Town of Miling

Miling 1

Miling is the first true wheatbelt town that the traveller encounters on the Great Northern Highway as
they venture north of Perth. It is a small but friendly community whose focus is predominately the wheat and sheep farming in the surrounding area.

Miling is also the terminus of one of W.A.'s most scenic railway lines which winds back to Perth through some of the state’s most productive farming land, including the Avon Valley.

The most obvious landmark within the town is the grain receival complex (C.B.H.). This facility handles in excess of one hundred thousand tonnes of wheat, barley and lupins per year; this makes Miling one of the larger inland receival points in the state and easily the largest in the Moora Shire. Harvest time between November and January is when the wheat bins and all the surrounding farms become a hive of activity as the grain is harvested and then transported from the paddock to the bin.

History                                                       

Miling 2

Miling was established on its present site in 1925 when the railway was completed. There was already a thriving group of farmers in the area, the first of these had arrived in 1906 to start clearing the virgin bush blocks they had selected. This early group settled around an area approximately eight kilometres north east of Miling that contained a natural spring called the Duckling Mining Spring. The name Miling was derived from this spring and there was a deliberate change of a road sign by one of the early settlers that cemented the change.
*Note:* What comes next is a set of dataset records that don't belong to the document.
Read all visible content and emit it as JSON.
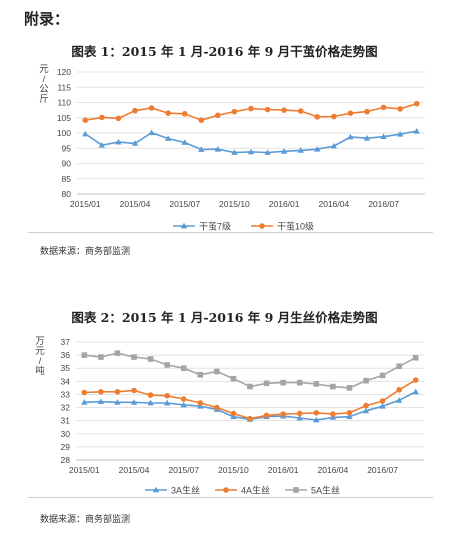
{
  "header": {
    "appendix": "附录："
  },
  "chart_data": [
    {
      "type": "line",
      "title": "图表 1：2015 年 1 月-2016 年 9 月干茧价格走势图",
      "ylabel": "元/公斤",
      "xlabel": "",
      "ylim": [
        80,
        120
      ],
      "yticks": [
        80,
        85,
        90,
        95,
        100,
        105,
        110,
        115,
        120
      ],
      "x_tick_labels": [
        "2015/01",
        "2015/04",
        "2015/07",
        "2015/10",
        "2016/01",
        "2016/04",
        "2016/07"
      ],
      "x_tick_index": [
        0,
        3,
        6,
        9,
        12,
        15,
        18
      ],
      "grid": true,
      "legend": "bottom",
      "series": [
        {
          "name": "干茧7级",
          "color": "#5b9bd5",
          "marker": "triangle",
          "values": [
            99.7,
            96.0,
            97.0,
            96.6,
            100.1,
            98.2,
            96.9,
            94.6,
            94.7,
            93.6,
            93.8,
            93.6,
            94.0,
            94.3,
            94.7,
            95.7,
            98.7,
            98.3,
            98.8,
            99.6,
            100.6
          ]
        },
        {
          "name": "干茧10级",
          "color": "#ed7d31",
          "marker": "circle",
          "values": [
            104.2,
            105.1,
            104.8,
            107.3,
            108.2,
            106.5,
            106.3,
            104.2,
            105.8,
            107.0,
            108.0,
            107.7,
            107.5,
            107.2,
            105.3,
            105.4,
            106.5,
            107.0,
            108.4,
            107.9,
            109.6
          ]
        }
      ],
      "source": "数据来源：商务部监测"
    },
    {
      "type": "line",
      "title": "图表 2：2015 年 1 月-2016 年 9 月生丝价格走势图",
      "ylabel": "万元/吨",
      "xlabel": "",
      "ylim": [
        28,
        37
      ],
      "yticks": [
        28,
        29,
        30,
        31,
        32,
        33,
        34,
        35,
        36,
        37
      ],
      "x_tick_labels": [
        "2015/01",
        "2015/04",
        "2015/07",
        "2015/10",
        "2016/01",
        "2016/04",
        "2016/07"
      ],
      "x_tick_index": [
        0,
        3,
        6,
        9,
        12,
        15,
        18
      ],
      "grid": true,
      "legend": "bottom",
      "series": [
        {
          "name": "3A生丝",
          "color": "#5b9bd5",
          "marker": "triangle",
          "values": [
            32.4,
            32.45,
            32.4,
            32.4,
            32.35,
            32.35,
            32.2,
            32.1,
            31.85,
            31.3,
            31.1,
            31.3,
            31.35,
            31.2,
            31.05,
            31.25,
            31.3,
            31.75,
            32.1,
            32.55,
            33.2
          ]
        },
        {
          "name": "4A生丝",
          "color": "#ed7d31",
          "marker": "circle",
          "values": [
            33.15,
            33.2,
            33.2,
            33.3,
            32.95,
            32.9,
            32.65,
            32.35,
            32.0,
            31.55,
            31.15,
            31.4,
            31.5,
            31.55,
            31.6,
            31.5,
            31.6,
            32.15,
            32.5,
            33.35,
            34.1
          ]
        },
        {
          "name": "5A生丝",
          "color": "#a5a5a5",
          "marker": "square",
          "values": [
            36.0,
            35.85,
            36.15,
            35.85,
            35.7,
            35.25,
            35.0,
            34.5,
            34.75,
            34.2,
            33.6,
            33.85,
            33.9,
            33.9,
            33.8,
            33.6,
            33.5,
            34.05,
            34.45,
            35.15,
            35.8
          ]
        }
      ],
      "source": "数据来源：商务部监测"
    }
  ]
}
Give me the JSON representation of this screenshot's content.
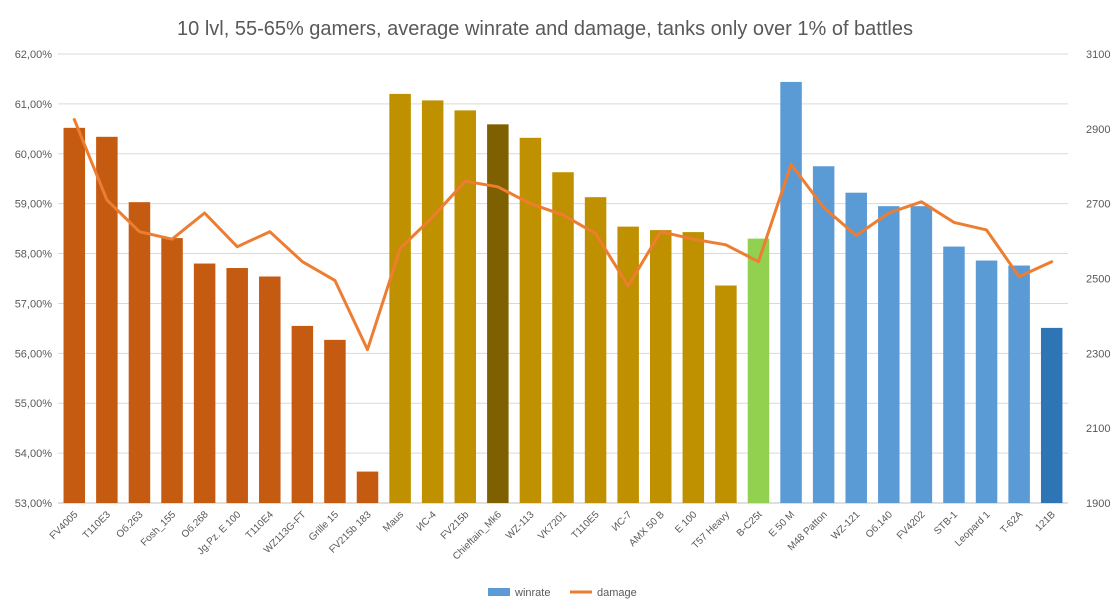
{
  "chart_data": {
    "type": "bar",
    "title": "10 lvl, 55-65% gamers, average winrate and damage, tanks only over 1% of battles",
    "categories": [
      "FV4005",
      "T110E3",
      "Об.263",
      "Fosh_155",
      "Об.268",
      "Jg.Pz. E 100",
      "T110E4",
      "WZ113G-FT",
      "Grille 15",
      "FV215b 183",
      "Maus",
      "ИС-4",
      "FV215b",
      "Chieftain_Mk6",
      "WZ-113",
      "VK7201",
      "T110E5",
      "ИС-7",
      "AMX 50 B",
      "E 100",
      "T57 Heavy",
      "B-C25t",
      "E 50 M",
      "M48 Patton",
      "WZ-121",
      "Об.140",
      "FV4202",
      "STB-1",
      "Leopard 1",
      "T-62A",
      "121B"
    ],
    "series": [
      {
        "name": "winrate",
        "axis": "left",
        "chart_type": "bar",
        "values": [
          60.52,
          60.34,
          59.03,
          58.31,
          57.8,
          57.71,
          57.54,
          56.55,
          56.27,
          53.63,
          61.2,
          61.07,
          60.87,
          60.59,
          60.32,
          59.63,
          59.13,
          58.54,
          58.47,
          58.43,
          57.36,
          58.3,
          61.44,
          59.75,
          59.22,
          58.95,
          58.95,
          58.14,
          57.86,
          57.76,
          56.51
        ],
        "colors": [
          "#c55a11",
          "#c55a11",
          "#c55a11",
          "#c55a11",
          "#c55a11",
          "#c55a11",
          "#c55a11",
          "#c55a11",
          "#c55a11",
          "#c55a11",
          "#bf9000",
          "#bf9000",
          "#bf9000",
          "#7f6000",
          "#bf9000",
          "#bf9000",
          "#bf9000",
          "#bf9000",
          "#bf9000",
          "#bf9000",
          "#bf9000",
          "#92d050",
          "#5b9bd5",
          "#5b9bd5",
          "#5b9bd5",
          "#5b9bd5",
          "#5b9bd5",
          "#5b9bd5",
          "#5b9bd5",
          "#5b9bd5",
          "#2e75b6"
        ]
      },
      {
        "name": "damage",
        "axis": "right",
        "chart_type": "line",
        "values": [
          2925,
          2710,
          2625,
          2605,
          2675,
          2585,
          2625,
          2545,
          2495,
          2310,
          2580,
          2665,
          2760,
          2745,
          2700,
          2670,
          2620,
          2480,
          2625,
          2605,
          2590,
          2545,
          2805,
          2690,
          2615,
          2675,
          2705,
          2650,
          2630,
          2505,
          2545
        ],
        "color": "#ed7d31"
      }
    ],
    "y_left": {
      "min": 53,
      "max": 62,
      "ticks": [
        "53,00%",
        "54,00%",
        "55,00%",
        "56,00%",
        "57,00%",
        "58,00%",
        "59,00%",
        "60,00%",
        "61,00%",
        "62,00%"
      ]
    },
    "y_right": {
      "min": 1900,
      "max": 3100,
      "ticks": [
        "1900",
        "2100",
        "2300",
        "2500",
        "2700",
        "2900",
        "3100"
      ]
    },
    "grid": true,
    "legend": {
      "position": "bottom",
      "items": [
        {
          "label": "winrate",
          "color": "#5b9bd5",
          "kind": "bar"
        },
        {
          "label": "damage",
          "color": "#ed7d31",
          "kind": "line"
        }
      ]
    }
  }
}
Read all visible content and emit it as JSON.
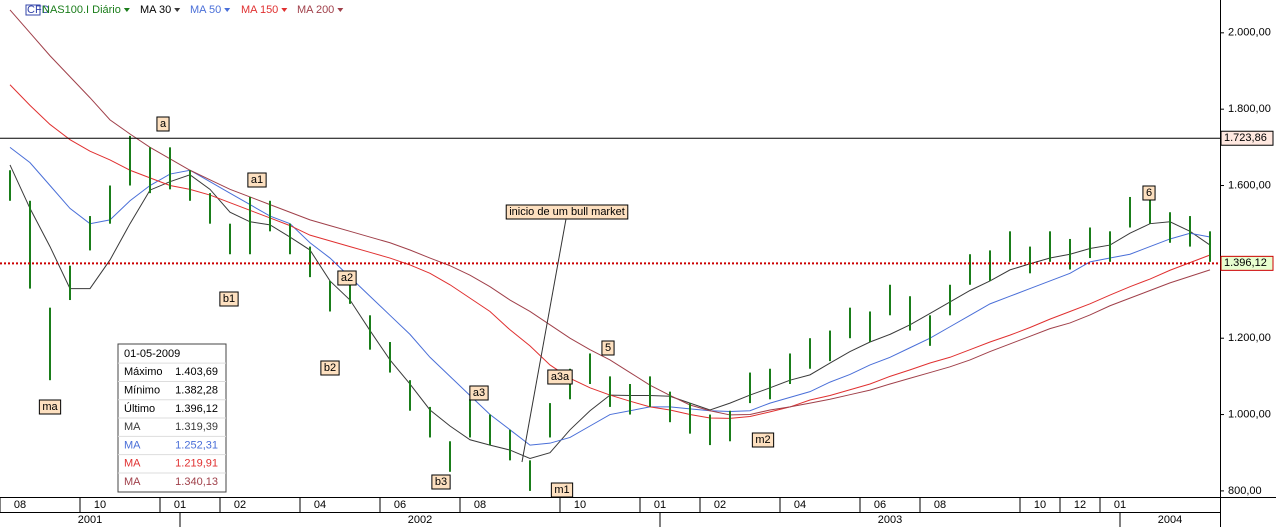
{
  "chart_data": {
    "type": "hlbar",
    "header_icon": "CFD",
    "series": [
      {
        "name": "NAS100.I Diário",
        "color": "#1a7d1a",
        "high": [
          1640,
          1560,
          1280,
          1390,
          1520,
          1600,
          1730,
          1700,
          1700,
          1640,
          1580,
          1500,
          1570,
          1560,
          1500,
          1440,
          1350,
          1370,
          1260,
          1190,
          1090,
          1020,
          930,
          1040,
          1000,
          960,
          880,
          1030,
          1120,
          1160,
          1100,
          1080,
          1100,
          1060,
          1030,
          1000,
          1010,
          1110,
          1120,
          1160,
          1200,
          1220,
          1280,
          1270,
          1340,
          1310,
          1260,
          1340,
          1420,
          1430,
          1480,
          1440,
          1480,
          1460,
          1490,
          1480,
          1570,
          1570,
          1530,
          1520,
          1480
        ],
        "low": [
          1560,
          1330,
          1090,
          1300,
          1430,
          1500,
          1600,
          1580,
          1590,
          1560,
          1500,
          1420,
          1420,
          1480,
          1420,
          1360,
          1270,
          1290,
          1170,
          1110,
          1010,
          940,
          850,
          940,
          920,
          880,
          800,
          940,
          1040,
          1080,
          1020,
          1000,
          1020,
          980,
          950,
          920,
          930,
          1030,
          1040,
          1080,
          1120,
          1140,
          1200,
          1190,
          1260,
          1220,
          1180,
          1260,
          1340,
          1350,
          1400,
          1370,
          1400,
          1380,
          1410,
          1400,
          1490,
          1500,
          1450,
          1440,
          1400
        ]
      },
      {
        "name": "MA 30",
        "color": "#3a3a3a",
        "values": [
          1654,
          1540,
          1440,
          1330,
          1330,
          1405,
          1500,
          1588,
          1610,
          1628,
          1590,
          1530,
          1505,
          1497,
          1465,
          1431,
          1350,
          1300,
          1220,
          1143,
          1080,
          1012,
          970,
          934,
          920,
          907,
          885,
          900,
          960,
          1010,
          1051,
          1050,
          1050,
          1048,
          1030,
          1012,
          1030,
          1051,
          1070,
          1090,
          1104,
          1135,
          1165,
          1190,
          1210,
          1235,
          1265,
          1295,
          1325,
          1350,
          1379,
          1395,
          1410,
          1420,
          1435,
          1444,
          1475,
          1500,
          1505,
          1480,
          1444
        ]
      },
      {
        "name": "MA 50",
        "color": "#4a6fd8",
        "values": [
          1700,
          1660,
          1600,
          1540,
          1500,
          1510,
          1560,
          1600,
          1630,
          1640,
          1610,
          1580,
          1550,
          1520,
          1500,
          1450,
          1410,
          1360,
          1310,
          1260,
          1210,
          1150,
          1100,
          1050,
          1000,
          960,
          920,
          925,
          940,
          970,
          1000,
          1010,
          1020,
          1020,
          1015,
          1010,
          1008,
          1010,
          1030,
          1045,
          1060,
          1085,
          1105,
          1130,
          1150,
          1175,
          1200,
          1230,
          1260,
          1290,
          1310,
          1330,
          1350,
          1370,
          1400,
          1410,
          1420,
          1440,
          1460,
          1475,
          1465
        ]
      },
      {
        "name": "MA 150",
        "color": "#e03030",
        "values": [
          1864,
          1810,
          1760,
          1720,
          1690,
          1667,
          1640,
          1620,
          1600,
          1590,
          1575,
          1555,
          1535,
          1515,
          1495,
          1470,
          1455,
          1440,
          1425,
          1410,
          1392,
          1370,
          1340,
          1305,
          1270,
          1222,
          1180,
          1130,
          1095,
          1070,
          1051,
          1035,
          1020,
          1012,
          1000,
          991,
          990,
          995,
          1007,
          1020,
          1038,
          1050,
          1065,
          1080,
          1100,
          1117,
          1135,
          1150,
          1170,
          1190,
          1208,
          1228,
          1250,
          1270,
          1290,
          1313,
          1335,
          1355,
          1378,
          1398,
          1418
        ]
      },
      {
        "name": "MA 200",
        "color": "#a0404a",
        "values": [
          2060,
          2000,
          1940,
          1885,
          1830,
          1772,
          1735,
          1700,
          1670,
          1640,
          1615,
          1590,
          1570,
          1550,
          1530,
          1510,
          1495,
          1480,
          1465,
          1450,
          1431,
          1410,
          1390,
          1365,
          1335,
          1300,
          1270,
          1235,
          1200,
          1170,
          1143,
          1110,
          1077,
          1050,
          1025,
          1010,
          999,
          1000,
          1012,
          1020,
          1030,
          1040,
          1052,
          1064,
          1080,
          1095,
          1110,
          1125,
          1143,
          1165,
          1185,
          1205,
          1225,
          1240,
          1261,
          1285,
          1305,
          1325,
          1345,
          1362,
          1379
        ]
      }
    ],
    "categories": [
      null,
      "08",
      null,
      null,
      null,
      "10",
      null,
      null,
      null,
      "01",
      null,
      null,
      "02",
      null,
      null,
      null,
      "04",
      null,
      null,
      null,
      "06",
      null,
      null,
      null,
      "08",
      null,
      null,
      null,
      null,
      "10",
      null,
      null,
      null,
      "01",
      null,
      null,
      "02",
      null,
      null,
      null,
      "04",
      null,
      null,
      null,
      "06",
      null,
      null,
      "08",
      null,
      null,
      null,
      null,
      "10",
      null,
      "12",
      null,
      "01",
      null,
      null,
      null,
      null
    ],
    "years": [
      "2001",
      "2002",
      "2003",
      "2004"
    ],
    "ylim": [
      784,
      2086
    ],
    "yticks": [
      {
        "value": 800,
        "label": "800,00"
      },
      {
        "value": 1000,
        "label": "1.000,00"
      },
      {
        "value": 1200,
        "label": "1.200,00"
      },
      {
        "value": 1400,
        "label": "1.400,00"
      },
      {
        "value": 1600,
        "label": "1.600,00"
      },
      {
        "value": 1800,
        "label": "1.800,00"
      },
      {
        "value": 2000,
        "label": "2.000,00"
      }
    ],
    "hlines": [
      {
        "value": 1723.86,
        "label": "1.723,86",
        "color": "#000000",
        "style": "solid"
      },
      {
        "value": 1396.12,
        "label": "1.396,12",
        "color": "#cc0000",
        "style": "dotted"
      }
    ],
    "annotations": [
      {
        "text": "a"
      },
      {
        "text": "a1"
      },
      {
        "text": "b1"
      },
      {
        "text": "a2"
      },
      {
        "text": "b2"
      },
      {
        "text": "a3"
      },
      {
        "text": "b3"
      },
      {
        "text": "a3a"
      },
      {
        "text": "5"
      },
      {
        "text": "m1"
      },
      {
        "text": "m2"
      },
      {
        "text": "ma"
      },
      {
        "text": "6"
      },
      {
        "text": "inicio de um bull market"
      }
    ],
    "info": {
      "date": "01-05-2009",
      "rows": [
        {
          "name": "Máximo",
          "value": "1.403,69",
          "color": "#000000"
        },
        {
          "name": "Mínimo",
          "value": "1.382,28",
          "color": "#000000"
        },
        {
          "name": "Último",
          "value": "1.396,12",
          "color": "#000000"
        },
        {
          "name": "MA",
          "value": "1.319,39",
          "color": "#3a3a3a"
        },
        {
          "name": "MA",
          "value": "1.252,31",
          "color": "#4a6fd8"
        },
        {
          "name": "MA",
          "value": "1.219,91",
          "color": "#e03030"
        },
        {
          "name": "MA",
          "value": "1.340,13",
          "color": "#a0404a"
        }
      ]
    }
  }
}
The population of the area grew constantly through the decades as farms were developed and productivity increased through the advent of superphosphate fertiliser and subterranean clover. As the size of machinery grew and the value of commodities fell farmers started to increase their acreages and employ less people, this led to a population decline that has continued from the late 1960s to the present day.

Opportunity

Miling stands on one of Australia's main arterial highways and daily sees the full diversity of travellers. Those who stop no doubt appreciate the subtle attractions the town has to offer. Opportunities exist in the form of a small number of unused buildings, both commercial and residential, that could be developed into additional businesses for the town. The farms that surround the town provide the financial backbone of the town and any new ventures would need to focus on this to some degree.

Most community services that can't be found in Miling exist in the regional centre of Moora, approximately thirty minutes drive away.